The chase thriller follows Jack Dawson, aka Jackdaw, a former motocross champion and army veteran who returns home to look after his brother. But when he takes on a final job for a local criminal, he gets double-crossed and his brother is kidnapped. The rest of the film is a “violent night-time odyssey through England’s northern rust belt”.
Scenes are set and shot in Hartlepool and Tees Valley, around sites including Seal Sands, Nunthorpe, Redcar and the North Sea – bringing to life the region’s breathtaking coastlines and dramatic industrial landscapes.
The film, which stars Oliver Jackson-Cohen, Jenna Coleman and Thomas Turgoose, is Child’s feature debut, following his work on episodes of Doctor Who, the Sandman, and His Dark Materials. Having grown up in County Durham, the director said he recognised the importance of seeing his home properly represented on the big screen.

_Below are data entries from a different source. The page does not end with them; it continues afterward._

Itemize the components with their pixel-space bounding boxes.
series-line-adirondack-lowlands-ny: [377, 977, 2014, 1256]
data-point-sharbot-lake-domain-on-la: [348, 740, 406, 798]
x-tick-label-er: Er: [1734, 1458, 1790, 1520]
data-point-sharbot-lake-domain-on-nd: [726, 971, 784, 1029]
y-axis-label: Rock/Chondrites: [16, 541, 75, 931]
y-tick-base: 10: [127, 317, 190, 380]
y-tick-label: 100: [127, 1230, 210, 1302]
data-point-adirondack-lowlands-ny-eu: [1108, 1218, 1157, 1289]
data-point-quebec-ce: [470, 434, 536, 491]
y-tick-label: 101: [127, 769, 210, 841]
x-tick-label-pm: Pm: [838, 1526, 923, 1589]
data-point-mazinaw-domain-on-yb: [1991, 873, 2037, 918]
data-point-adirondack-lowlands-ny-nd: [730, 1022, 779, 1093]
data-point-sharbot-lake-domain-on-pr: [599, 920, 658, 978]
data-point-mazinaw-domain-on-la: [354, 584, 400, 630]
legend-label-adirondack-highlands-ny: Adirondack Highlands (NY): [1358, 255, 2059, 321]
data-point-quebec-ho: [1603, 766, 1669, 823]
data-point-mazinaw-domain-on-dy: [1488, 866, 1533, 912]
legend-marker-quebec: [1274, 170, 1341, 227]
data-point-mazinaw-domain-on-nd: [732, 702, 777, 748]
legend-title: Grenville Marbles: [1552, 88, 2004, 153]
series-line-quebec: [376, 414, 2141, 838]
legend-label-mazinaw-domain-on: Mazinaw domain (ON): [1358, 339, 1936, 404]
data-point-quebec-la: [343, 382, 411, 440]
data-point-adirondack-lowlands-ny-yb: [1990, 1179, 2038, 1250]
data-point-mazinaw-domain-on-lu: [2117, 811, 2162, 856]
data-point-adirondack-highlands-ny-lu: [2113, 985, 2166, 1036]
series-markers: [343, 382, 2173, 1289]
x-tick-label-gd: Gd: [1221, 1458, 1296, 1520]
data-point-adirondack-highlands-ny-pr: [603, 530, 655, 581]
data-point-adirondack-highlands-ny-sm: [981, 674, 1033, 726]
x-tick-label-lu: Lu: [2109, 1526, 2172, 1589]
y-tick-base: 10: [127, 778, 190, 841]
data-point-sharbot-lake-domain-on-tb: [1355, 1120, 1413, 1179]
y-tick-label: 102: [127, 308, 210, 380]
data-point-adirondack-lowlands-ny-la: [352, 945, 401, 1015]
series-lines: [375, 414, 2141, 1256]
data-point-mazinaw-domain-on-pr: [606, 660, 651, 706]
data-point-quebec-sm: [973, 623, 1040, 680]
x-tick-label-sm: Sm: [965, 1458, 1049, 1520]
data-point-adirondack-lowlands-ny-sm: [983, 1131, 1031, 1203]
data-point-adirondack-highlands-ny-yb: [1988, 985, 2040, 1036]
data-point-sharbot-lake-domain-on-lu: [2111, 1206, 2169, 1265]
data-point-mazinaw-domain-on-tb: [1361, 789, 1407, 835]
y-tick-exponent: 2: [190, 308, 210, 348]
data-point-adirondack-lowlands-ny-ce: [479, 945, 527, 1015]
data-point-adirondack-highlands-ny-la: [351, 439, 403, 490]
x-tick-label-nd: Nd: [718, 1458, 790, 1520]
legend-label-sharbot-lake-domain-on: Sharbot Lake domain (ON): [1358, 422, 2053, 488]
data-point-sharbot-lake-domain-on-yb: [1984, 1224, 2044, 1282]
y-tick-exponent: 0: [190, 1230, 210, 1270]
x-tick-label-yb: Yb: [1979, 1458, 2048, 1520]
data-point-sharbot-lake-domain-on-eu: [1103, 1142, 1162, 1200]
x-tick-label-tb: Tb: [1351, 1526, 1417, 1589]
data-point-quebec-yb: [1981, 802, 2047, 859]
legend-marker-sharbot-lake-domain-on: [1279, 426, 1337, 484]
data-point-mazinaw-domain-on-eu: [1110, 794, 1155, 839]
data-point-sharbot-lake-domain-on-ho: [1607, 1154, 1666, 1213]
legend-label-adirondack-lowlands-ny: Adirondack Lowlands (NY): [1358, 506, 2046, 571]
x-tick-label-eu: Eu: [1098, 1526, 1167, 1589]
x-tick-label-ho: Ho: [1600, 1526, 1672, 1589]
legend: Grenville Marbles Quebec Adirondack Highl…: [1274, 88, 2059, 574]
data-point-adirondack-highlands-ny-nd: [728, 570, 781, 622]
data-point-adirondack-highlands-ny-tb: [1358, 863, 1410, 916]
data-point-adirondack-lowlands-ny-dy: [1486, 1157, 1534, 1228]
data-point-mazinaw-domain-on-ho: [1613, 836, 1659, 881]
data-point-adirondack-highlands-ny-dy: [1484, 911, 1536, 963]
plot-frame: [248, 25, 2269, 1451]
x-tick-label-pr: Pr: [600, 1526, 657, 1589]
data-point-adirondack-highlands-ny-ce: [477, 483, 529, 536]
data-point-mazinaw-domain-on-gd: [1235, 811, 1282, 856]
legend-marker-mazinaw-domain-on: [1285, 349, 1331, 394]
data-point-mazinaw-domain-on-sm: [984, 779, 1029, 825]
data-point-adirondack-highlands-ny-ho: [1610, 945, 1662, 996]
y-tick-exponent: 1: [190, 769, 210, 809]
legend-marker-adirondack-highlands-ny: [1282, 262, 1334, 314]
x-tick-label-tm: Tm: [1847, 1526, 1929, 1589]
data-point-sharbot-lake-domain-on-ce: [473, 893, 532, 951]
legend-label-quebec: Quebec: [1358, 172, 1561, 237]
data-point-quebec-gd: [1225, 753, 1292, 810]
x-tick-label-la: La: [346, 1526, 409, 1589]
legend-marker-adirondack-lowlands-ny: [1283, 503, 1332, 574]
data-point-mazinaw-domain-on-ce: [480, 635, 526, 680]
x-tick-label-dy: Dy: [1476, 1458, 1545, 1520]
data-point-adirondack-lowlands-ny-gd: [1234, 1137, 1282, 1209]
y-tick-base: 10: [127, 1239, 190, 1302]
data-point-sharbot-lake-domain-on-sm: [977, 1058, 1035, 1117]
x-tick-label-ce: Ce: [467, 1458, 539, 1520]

“I didn’t think you could make films in the north-east when I was a kid growing up. It seemed so far away from where I lived. And then they shot Billy Elliot in my village and I thought, wow, I can shoot stuff on my doorstep.”
The film is the first to be part-financed by North East Screen Industries Partnership, which was set up to attract film and television projects to the region. It also utilised the Northern Film and TV Studios, the north-east’s only large-scale film and TV production facility, and all of the crew were hired locally.
The soundtrack includes a new, exclusive track from north-east star Sam Fender, while the film had its UK premiere in Stockton on Wednesday night.
But, despite being rooted in the region, Childs said there was a universality to the film. “It’s supposed to feel placeless and timeless,” he said. “I tried to play with the tropes of American genre thrillers from the 90s and turn them on their head.
“We wanted to make something a little bit fun and pulpy, something that didn’t take itself too seriously. It’s sort of a playful pastiche of those films set in rust-belt towns like Detroit. I thought, you never see that in the UK, we should do that over here.”
He pointed out that Ridley Scott lived in north-east England when he was younger, and has said the landscape inspired the view of Los Angeles in the first Bladerunner film.
“That area around Middlesbrough and Seal Sands, it’s like an ocean of oil refineries around there,” Childs said. “It’s amazing driving there at night, it’s so atmospheric. They have these flare stacks, which are chimneys that spew out big fireballs of gas.”
It wasn’t easy filming around the oil refineries, he added. “But one of the great things about filming in the north-east is the community atmosphere. Everyone wants to help get the film made. The guys who owned all the factories let us use their private roads to film our car chase scenes.”
And while the plot of the film might seem a little far-fetched, Childs said “everything in it is based off true anecdotes and things connected to myself … I had a wacky childhood, let’s put it that way”.